At least 74 people were killed in a fire in South Africa
The Johannesburg City Fire Service says the fire started on the ground floor of a vacant building and that there are many more deaths than the London tower fire
Mr. Tshwaku said that many residents were trapped by the security gate and that initial evidence indicated the fire began on the ground floor. The building was one of more than 600 derelict structures in Johannesburg that are illegally occupied, he said.
The authorities were still trying to determine what caused the blaze. There was a five-story downtown building that had become a dilapidated informal settlement where electric cables hung in dark corridors and trash spilled from windows, a vivid illustration of a political crisis that has resulted in a lack of affordable housing in one of Africa’s most populous cities.
Officials said that many residents lit fires for warmth and light, posing a deadly hazard. Mgcini Tshwaku, a Johannesburg city councilman who oversees public safety, said that when he arrived at the scene of the fire, people were jumping out of windows to escape.
Firefighters were combing the floor by floor in search of bodies after extinguishing the fire. At least 12 children were among the dead, according to the city’s emergency services.
The blaze ranks among the deadliest residential fires in recent years. The death toll from the fire at the tower in London is already far higher than that of last year.
The chaotic state of Johannesburg: Witnesses of a fire that broke out in the business district of the building leased to an organization providing emergency housing for women
Journalists for The New York Times visited the building in May while reporting for an article about the chaotic state of Johannesburg. They saw a lot of trash in the air, a lot of garbage in the windows, and a bunch of tin shacks in the back of the building.
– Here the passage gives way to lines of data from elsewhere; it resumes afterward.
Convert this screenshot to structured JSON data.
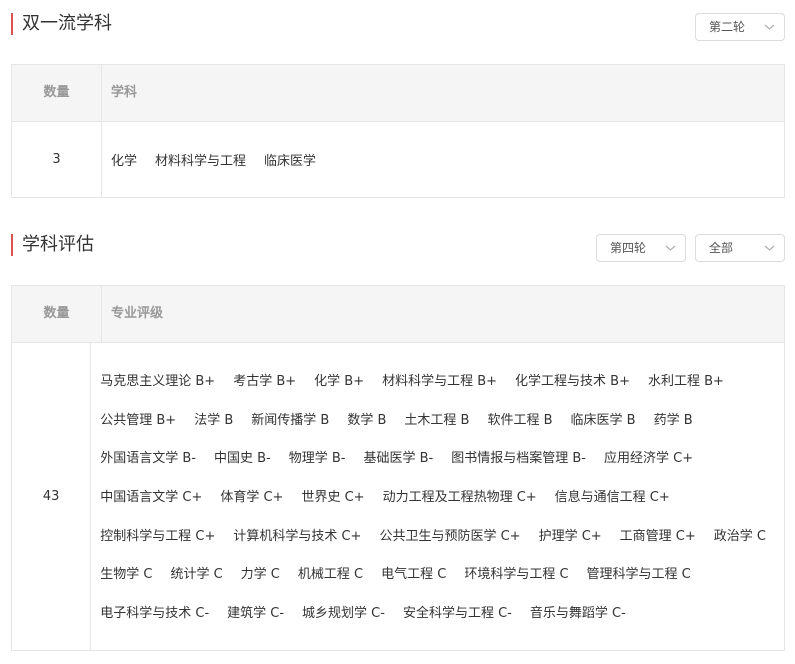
{
  "double_first_class": {
    "title": "双一流学科",
    "round_select": "第二轮",
    "header_count": "数量",
    "header_subjects": "学科",
    "count": "3",
    "subjects": [
      "化学",
      "材料科学与工程",
      "临床医学"
    ]
  },
  "evaluation": {
    "title": "学科评估",
    "round_select": "第四轮",
    "level_select": "全部",
    "header_count": "数量",
    "header_grades": "专业评级",
    "count": "43",
    "rows": [
      [
        "马克思主义理论 B+",
        "考古学 B+",
        "化学 B+",
        "材料科学与工程 B+",
        "化学工程与技术 B+",
        "水利工程 B+"
      ],
      [
        "公共管理 B+",
        "法学 B",
        "新闻传播学 B",
        "数学 B",
        "土木工程 B",
        "软件工程 B",
        "临床医学 B",
        "药学 B"
      ],
      [
        "外国语言文学 B-",
        "中国史 B-",
        "物理学 B-",
        "基础医学 B-",
        "图书情报与档案管理 B-",
        "应用经济学 C+"
      ],
      [
        "中国语言文学 C+",
        "体育学 C+",
        "世界史 C+",
        "动力工程及工程热物理 C+",
        "信息与通信工程 C+"
      ],
      [
        "控制科学与工程 C+",
        "计算机科学与技术 C+",
        "公共卫生与预防医学 C+",
        "护理学 C+",
        "工商管理 C+",
        "政治学 C"
      ],
      [
        "生物学 C",
        "统计学 C",
        "力学 C",
        "机械工程 C",
        "电气工程 C",
        "环境科学与工程 C",
        "管理科学与工程 C"
      ],
      [
        "电子科学与技术 C-",
        "建筑学 C-",
        "城乡规划学 C-",
        "安全科学与工程 C-",
        "音乐与舞蹈学 C-"
      ]
    ]
  },
  "icons": {
    "select_chevron": "chevron-down-icon"
  },
  "colors": {
    "accent": "#d9534f",
    "header_bg": "#f5f5f5",
    "border": "#e6e6e6",
    "muted_text": "#999999"
  }
}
Mayor Kabelo Gwamanda of Johannesburg said that the city owned the building, which was once an apartheid government checkpoint for Black workers. He said that the city leased it in recent years to an organization that provided emergency housing for women, but that the nonprofit ended its operations there.
smoke could be seen from the windows of the blackened building after the fire was out. There were sheets and other material hung from the broken windows. It was not clear if people had used those items to try and escape the fire or if they were trying to save their possessions.
A witness who didn’t give his name said that he lived next door to where the fire started and heard people screaming for help.
The fire, which broke out in the central business district, resulted in 43 injuries, according to the Emergency Services Management spokesman.
There are many abandoned and broken down buildings in the area that are often taken over by desperate people looking for a home. They’re referred to as “hijacked buildings.”
Mulaudzi’s Firefighting Instability When the Fate Tolls: a Case Study of the Lazaret Building
Mulaudzi believes that the death toll will increase and more bodies will be trapped inside the building. The fire took three hours to contain, he said, and firefighters had only worked their way through three of the building’s five floors by mid-morning.